Often, organizations approach me seeking help with team culture, communication, trust, emotional intelligence, or team-building. There are science-backed solutions for each of these common challenges, and I love building customized experiences to help companies troubleshoot and improve in these areas. Often, leaders have already put in some work: Maybe they’ve put their executive team through workshops or trainings. But the results just aren’t sticking. And when we dig in, we often find that consistency is what is lacking.
Consistency means two things:
- backing up what we say with what we do, and
- sticking with changes for the long haul.
The first one is straightforward: It’s about authenticity. Employees can spot it immediately if their organization pays lip-service to emotional intelligence but is led by leaders who aren’t themselves vulnerable or humble. Or if a company preaches work-life balance but continually piles extra duties onto employees’ plates. The change must be consistently baked into leaders’ actions, not just their words.

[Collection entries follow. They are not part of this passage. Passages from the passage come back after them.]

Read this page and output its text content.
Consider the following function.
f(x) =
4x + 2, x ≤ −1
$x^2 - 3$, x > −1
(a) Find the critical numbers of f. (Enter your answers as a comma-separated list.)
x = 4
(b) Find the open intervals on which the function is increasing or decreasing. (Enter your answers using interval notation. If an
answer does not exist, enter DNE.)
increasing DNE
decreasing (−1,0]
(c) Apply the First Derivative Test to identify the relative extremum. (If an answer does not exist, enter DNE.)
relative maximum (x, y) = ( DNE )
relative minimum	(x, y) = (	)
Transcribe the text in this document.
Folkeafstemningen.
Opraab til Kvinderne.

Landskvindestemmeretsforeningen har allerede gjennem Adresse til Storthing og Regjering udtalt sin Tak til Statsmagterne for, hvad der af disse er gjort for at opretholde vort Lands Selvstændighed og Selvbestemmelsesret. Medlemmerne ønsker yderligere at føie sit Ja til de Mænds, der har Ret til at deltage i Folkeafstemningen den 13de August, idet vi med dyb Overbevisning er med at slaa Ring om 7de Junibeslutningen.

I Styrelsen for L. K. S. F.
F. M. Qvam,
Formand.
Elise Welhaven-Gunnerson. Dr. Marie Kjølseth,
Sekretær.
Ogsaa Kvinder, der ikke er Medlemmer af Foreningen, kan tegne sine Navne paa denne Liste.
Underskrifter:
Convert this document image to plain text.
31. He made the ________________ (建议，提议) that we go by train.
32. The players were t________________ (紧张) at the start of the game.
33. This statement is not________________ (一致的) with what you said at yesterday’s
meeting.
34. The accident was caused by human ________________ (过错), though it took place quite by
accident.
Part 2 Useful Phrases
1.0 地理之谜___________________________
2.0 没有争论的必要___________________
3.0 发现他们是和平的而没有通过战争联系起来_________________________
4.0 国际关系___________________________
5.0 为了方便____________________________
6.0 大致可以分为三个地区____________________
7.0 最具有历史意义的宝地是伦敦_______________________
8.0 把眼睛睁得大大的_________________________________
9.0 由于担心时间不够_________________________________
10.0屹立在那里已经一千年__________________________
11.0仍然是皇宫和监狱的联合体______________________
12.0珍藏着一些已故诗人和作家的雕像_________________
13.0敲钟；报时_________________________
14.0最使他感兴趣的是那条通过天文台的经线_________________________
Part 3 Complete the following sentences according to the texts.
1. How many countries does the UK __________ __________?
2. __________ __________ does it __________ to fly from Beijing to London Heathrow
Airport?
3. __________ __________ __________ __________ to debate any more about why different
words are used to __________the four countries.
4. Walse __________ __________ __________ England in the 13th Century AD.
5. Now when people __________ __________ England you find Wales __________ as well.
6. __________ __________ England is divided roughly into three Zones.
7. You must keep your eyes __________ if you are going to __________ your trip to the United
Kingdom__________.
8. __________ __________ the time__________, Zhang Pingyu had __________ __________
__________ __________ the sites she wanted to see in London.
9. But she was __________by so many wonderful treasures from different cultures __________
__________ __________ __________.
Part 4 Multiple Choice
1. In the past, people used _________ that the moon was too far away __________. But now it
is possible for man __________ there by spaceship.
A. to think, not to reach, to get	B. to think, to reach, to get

The second is tougher. Imagine your organization hosts a well-received training about trust-building and communication. The executive team leaves the training feeling empowered and excited to implement changes in their approach. Two months later, an intense external challenge arises that shifts the team’s focus to problem-solving. Very quickly, the new tools the team learned are abandoned in order to focus on the immediate threat. It’s easier for people to return to old patterns — especially in times of pressure — than devote time and capacity to new behaviors and processes, even when we know those approaches work. Progress is shelved. The investment is lost.
This is where a leadership coach comes in. A coach is like your external accountability partner, maintaining consistency when you can’t. My long-term coaching clients have done the work to build the knowledge and skills they need to understand their organization’s issues, they’ve established new practices and mindsets, but even the most dedicated leaders can sometimes get lost in emergent priorities. A workplace coach is there to nudge the train back onto the track so that results are durable and consistent.